Поначалу эти рассуждения кажутся очередной тирадой о проклятой политкорректности, но Кудан устами Макины рассуждает скорее о проблеме перформативной эмпатии. Нет ничего дурного в том, чтобы выбирать более точное слово, которое будет наносить слушателю меньше вреда. Однако иногда сам по себе выбор максимально корректных слов становится самоцелью, заменяя стоящий за словами смысл.
Главный конфликт романа — не между людьми, которые используют «правильный» язык, и их противниками; не между теми, кто верит и не верит в экспериментальную программу восстановительного правосудия. Кудан пишет о врожденной привычке людей к поверхностности и упрощению. Она совершенно понятна: чтобы не перегреться, наш мозг ищет способы срезать путь, используя знакомые формулировки. Ирония заключается в том, что с водой нередко выплескивается и ребенок: в попытке поскорее выдать правильно звучащий ответ мы упускаем возможность поразмыслить над вопросом. И тут параллель с языковыми моделями становится ясна. Ведь ChatGPT не умеет думать, он запрограммирован выдавать ответ, который покажется пользователю верным — или хотя бы правдоподобно звучащим. Так ли велика разница между ним и живым человеком, который из самых благих побуждений механически исправляет, скажем, «сексуальный» на «сексуализированный», пропуская все размышления о том, что стоит за этими словами?
«Симпати Тауэр Токио» — роман как раз о растущей пропасти между стремлением докопаться до сути и упростить до предела. Архитектор Сара Макина безуспешно пытается заставить себя смириться с заимствованиями («такие слова звучат мягче, уклончивей, помогают избежать острых углов в разговоре»). Социолог Масаки Сэто убеждает людей, что нужно избавляться не от преступников, а от того, что толкает людей на преступления, — и его радикальная эмпатия сталкивается с радикальной же нетерпимостью. Американский журналист, сталкиваясь с обвинениями в расизме, не использует возможность разобраться в своих предрассудках, а саркастично перекладывает эту работу на читателя: «лучше сразу скопируйте весь текст, вставьте его в генеративный ИИ и прикажите: „Перепиши этот бред тупого расиста приличным человеческим языком“. Это как раз тот случай, когда гребаный ИИ может послужить благому делу». Его собеседник, молодой сотрудник Башни, вовсе оказывается не способен поддержать разговор без помощи планшета: «Ни я, ни AI, похоже, не можем дать хороший ответ на ваш вопрос», — смущенно говорит он, искренне считая, что ответ должен быть или «хорошим», или никаким.

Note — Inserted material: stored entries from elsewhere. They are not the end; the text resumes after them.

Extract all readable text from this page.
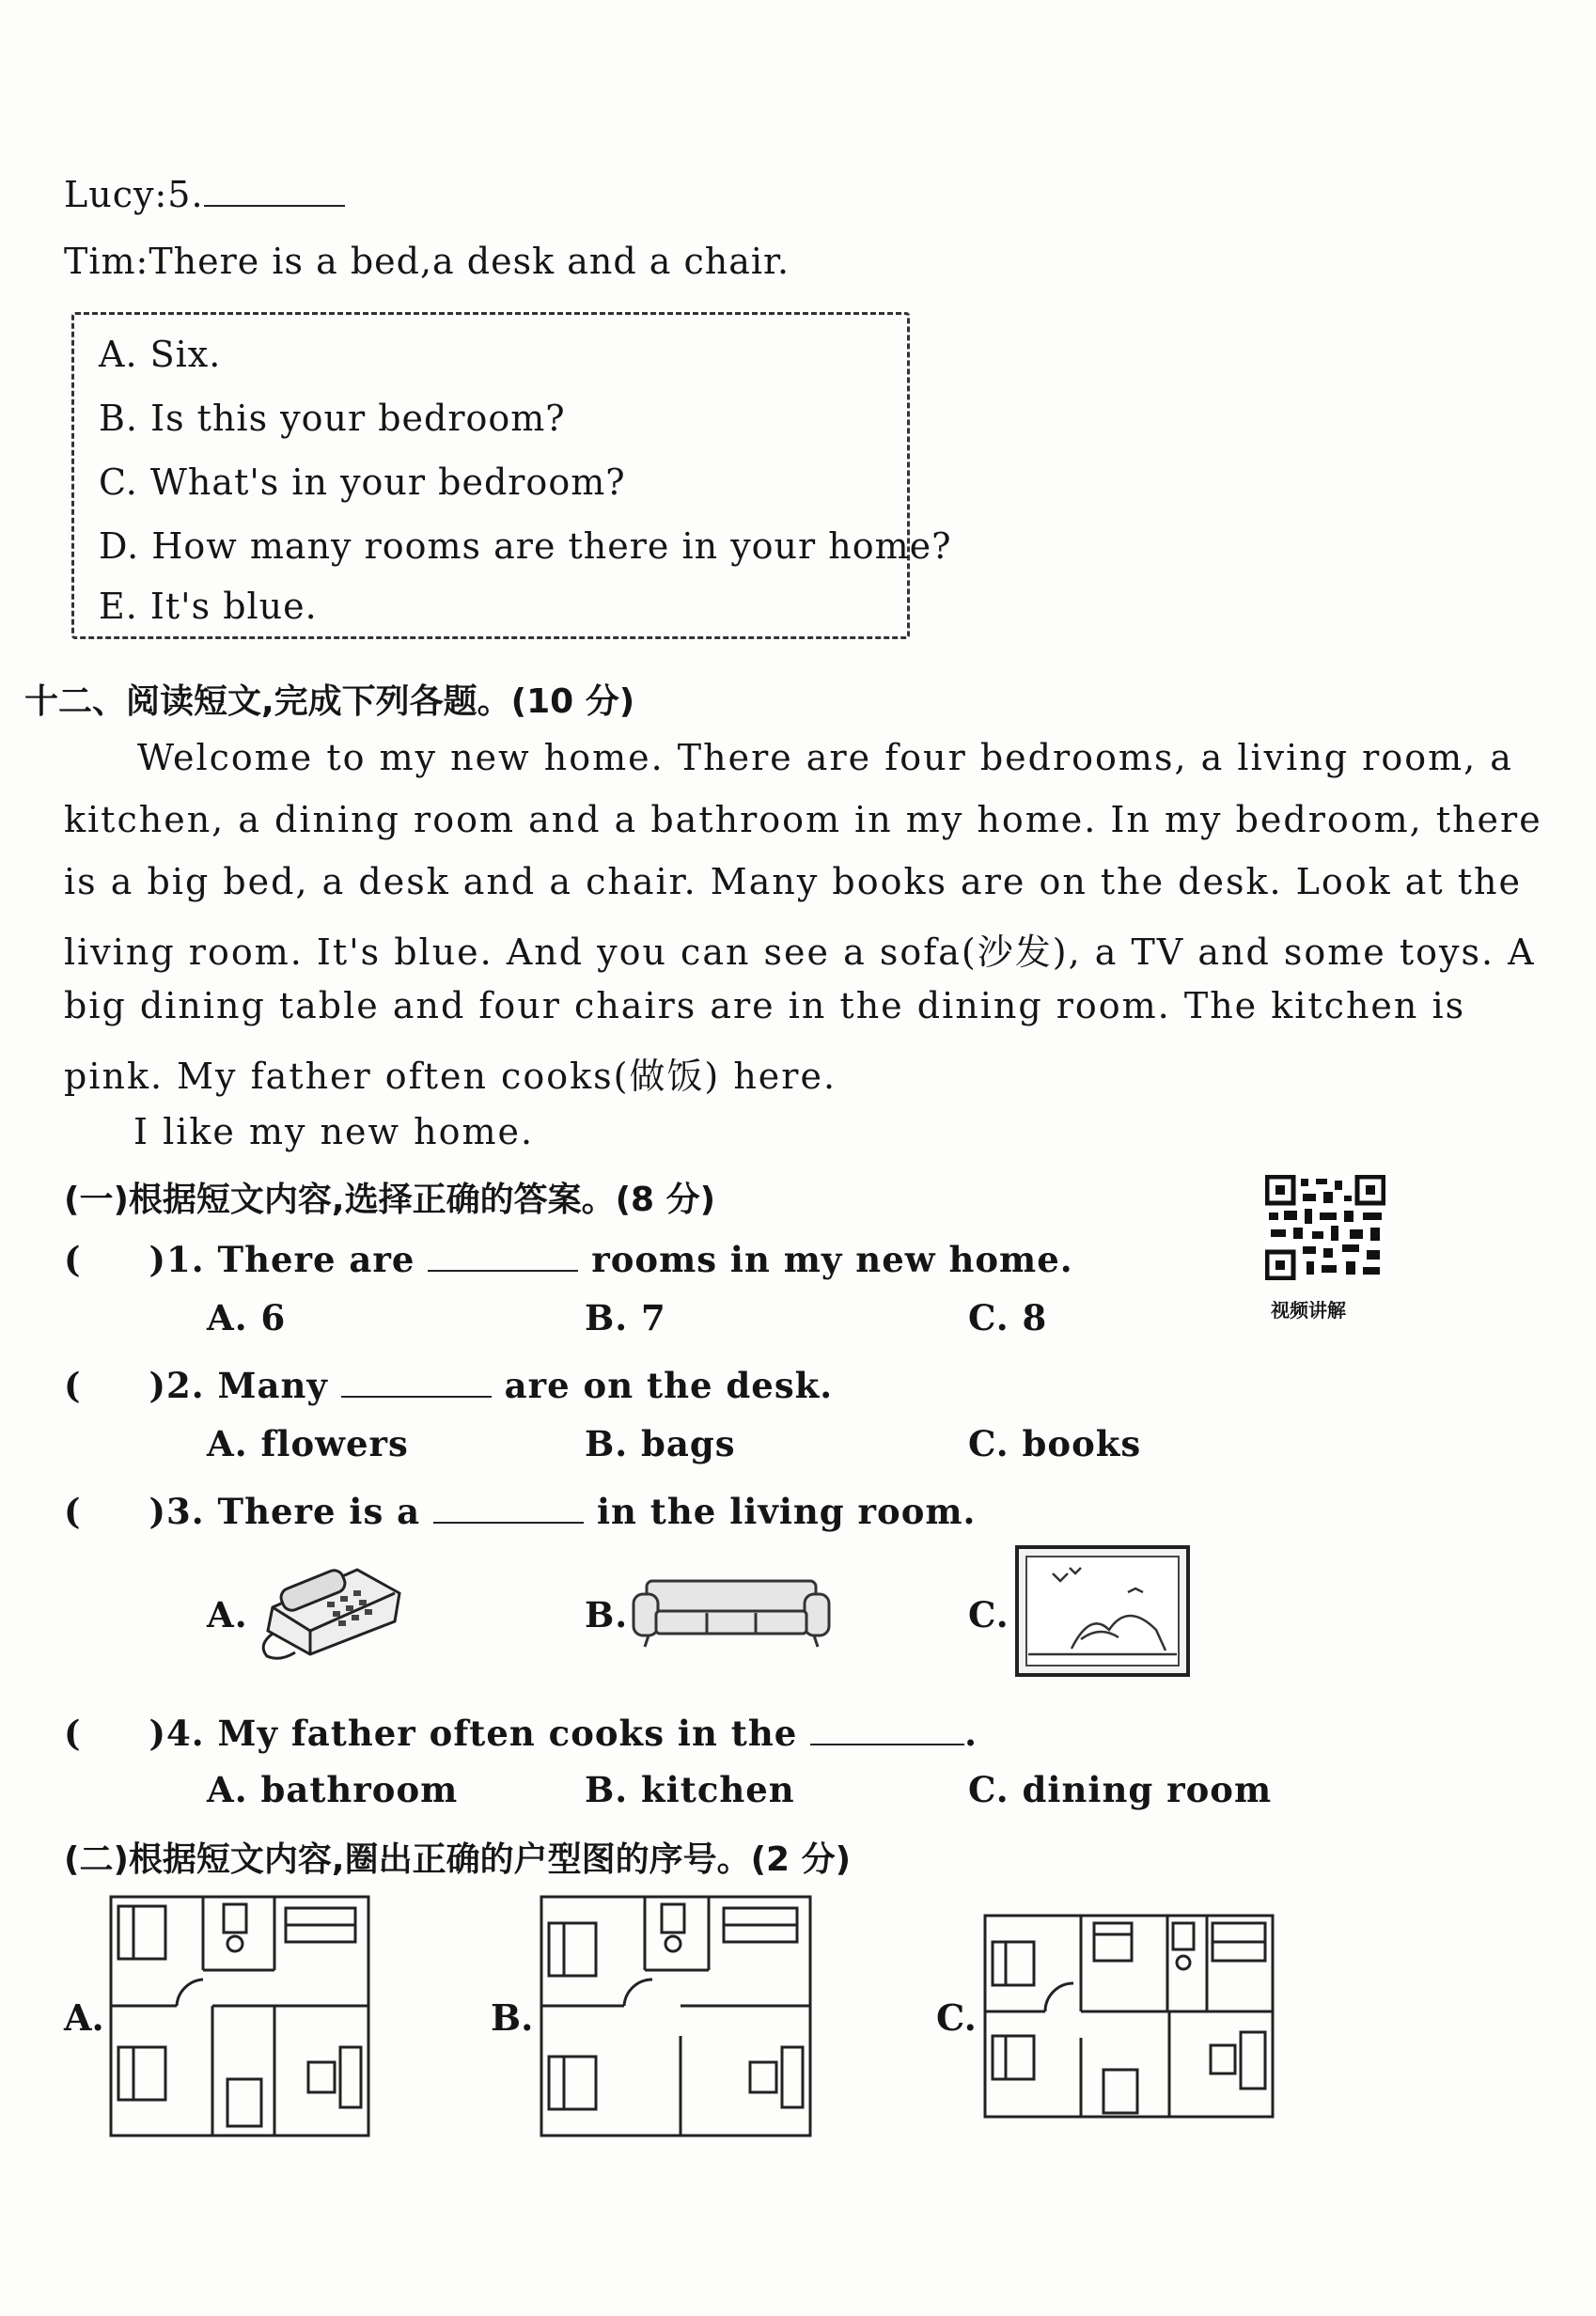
Lucy:5.
Tim:There is a bed,a desk and a chair.
A. Six.
B. Is this your bedroom?
C. What's in your bedroom?
D. How many rooms are there in your home?
E. It's blue.
十二、阅读短文,完成下列各题。(10 分)
Welcome to my new home. There are four bedrooms, a living room, a
kitchen, a dining room and a bathroom in my home. In my bedroom, there
is a big bed, a desk and a chair. Many books are on the desk. Look at the
living room. It's blue. And you can see a sofa(沙发), a TV and some toys. A
big dining table and four chairs are in the dining room. The kitchen is
pink. My father often cooks(做饭) here.
I like my new home.
(一)根据短文内容,选择正确的答案。(8 分)
视频讲解
( )1. There are	rooms in my new home.
A. 6	B. 7	C. 8
( )2. Many	are on the desk.
A. flowers	B. bags	C. books
( )3. There is a	in the living room.
A.	B.	C.
( )4. My father often cooks in the	.
A. bathroom	B. kitchen	C. dining room
(二)根据短文内容,圈出正确的户型图的序号。(2 分)
A.	B.	C.
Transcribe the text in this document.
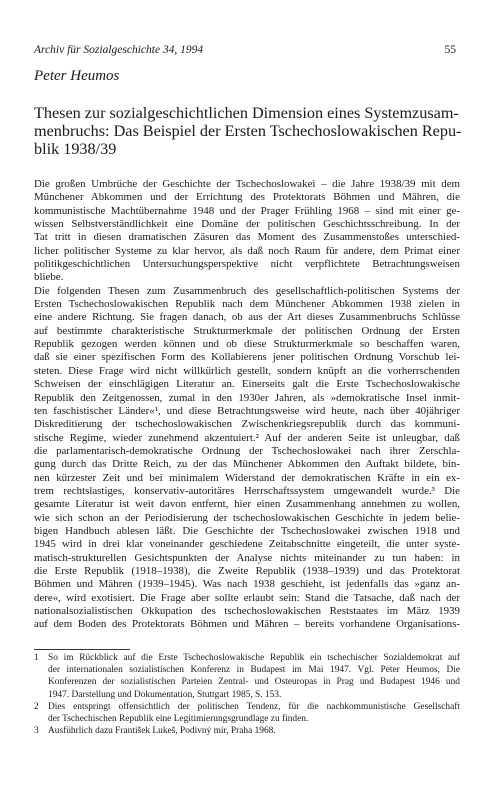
Archiv für Sozialgeschichte 34, 1994	55
Peter Heumos
Thesen zur sozialgeschichtlichen Dimension eines Systemzusam-
menbruchs: Das Beispiel der Ersten Tschechoslowakischen Repu-
blik 1938/39
Die großen Umbrüche der Geschichte der Tschechoslowakei – die Jahre 1938/39 mit dem
Münchener Abkommen und der Errichtung des Protektorats Böhmen und Mähren, die
kommunistische Machtübernahme 1948 und der Prager Frühling 1968 – sind mit einer ge-
wissen Selbstverständlichkeit eine Domäne der politischen Geschichtsschreibung. In der
Tat tritt in diesen dramatischen Zäsuren das Moment des Zusammenstoßes unterschied-
licher politischer Systeme zu klar hervor, als daß noch Raum für andere, dem Primat einer
politikgeschichtlichen Untersuchungsperspektive nicht verpflichtete Betrachtungsweisen
bliebe.
Die folgenden Thesen zum Zusammenbruch des gesellschaftlich-politischen Systems der
Ersten Tschechoslowakischen Republik nach dem Münchener Abkommen 1938 zielen in
eine andere Richtung. Sie fragen danach, ob aus der Art dieses Zusammenbruchs Schlüsse
auf bestimmte charakteristische Strukturmerkmale der politischen Ordnung der Ersten
Republik gezogen werden können und ob diese Strukturmerkmale so beschaffen waren,
daß sie einer spezifischen Form des Kollabierens jener politischen Ordnung Vorschub lei-
steten. Diese Frage wird nicht willkürlich gestellt, sondern knüpft an die vorherrschenden
Schweisen der einschlägigen Literatur an. Einerseits galt die Erste Tschechoslowakische
Republik den Zeitgenossen, zumal in den 1930er Jahren, als »demokratische Insel inmit-
ten faschistischer Länder«¹, und diese Betrachtungsweise wird heute, nach über 40jähriger
Diskreditierung der tschechoslowakischen Zwischenkriegsrepublik durch das kommuni-
stische Regime, wieder zunehmend akzentuiert.² Auf der anderen Seite ist unleugbar, daß
die parlamentarisch-demokratische Ordnung der Tschechoslowakei nach ihrer Zerschla-
gung durch das Dritte Reich, zu der das Münchener Abkommen den Auftakt bildete, bin-
nen kürzester Zeit und bei minimalem Widerstand der demokratischen Kräfte in ein ex-
trem rechtslastiges, konservativ-autoritäres Herrschaftssystem umgewandelt wurde.³ Die
gesamte Literatur ist weit davon entfernt, hier einen Zusammenhang annehmen zu wollen,
wie sich schon an der Periodisierung der tschechoslowakischen Geschichte in jedem belie-
bigen Handbuch ablesen läßt. Die Geschichte der Tschechoslowakei zwischen 1918 und
1945 wird in drei klar voneinander geschiedene Zeitabschnitte eingeteilt, die unter syste-
matisch-strukturellen Gesichtspunkten der Analyse nichts miteinander zu tun haben: in
die Erste Republik (1918–1938), die Zweite Republik (1938–1939) und das Protektorat
Böhmen und Mähren (1939–1945). Was nach 1938 geschieht, ist jedenfalls das »ganz an-
dere«, wird exotisiert. Die Frage aber sollte erlaubt sein: Stand die Tatsache, daß nach der
nationalsozialistischen Okkupation des tschechoslowakischen Reststaates im März 1939
auf dem Boden des Protektorats Böhmen und Mähren – bereits vorhandene Organisations-
1 So im Rückblick auf die Erste Tschechoslowakische Republik ein tschechischer Sozialdemokrat auf
der internationalen sozialistischen Konferenz in Budapest im Mai 1947. Vgl. Peter Heumos, Die
Konferenzen der sozialistischen Parteien Zentral- und Osteuropas in Prag und Budapest 1946 und
1947. Darstellung und Dokumentation, Stuttgart 1985, S. 153.
2 Dies entspringt offensichtlich der politischen Tendenz, für die nachkommunistische Gesellschaft
der Tschechischen Republik eine Legitimierungsgrundlage zu finden.
3 Ausführlich dazu František Lukeš, Podivný mír, Praha 1968.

Главная героиня книги, в молодости занимавшаяся математикой, заявляет своему любовнику: «Я не принимаю правильные ответы без промежуточных вычислений». В романе, который описывает довольно близкое альтернативное будущее, она заглядывает в мир, где люди, вслед за нейросетями и вместе с ними, все чаще стремятся поскорее дать «правильный» ответ и побежать дальше.
Но именно «промежуточные вычисления» и делают нас людьми, помогая как совершать ужасные ошибки, так и делать мир лучше. И поэтому в антиутопичном на вид романе Риэ Кудан ни один персонаж не становится ходячим приложением к языковой модели, оставаясь ленивым, некорректным, не очень счастливым, но все же человеком. И даже когда сама писательница обращается к ChatGPT за помощью в написании книги, у нее получается глубоко человеческая и человечная история: нейросеть такую точно не напишет.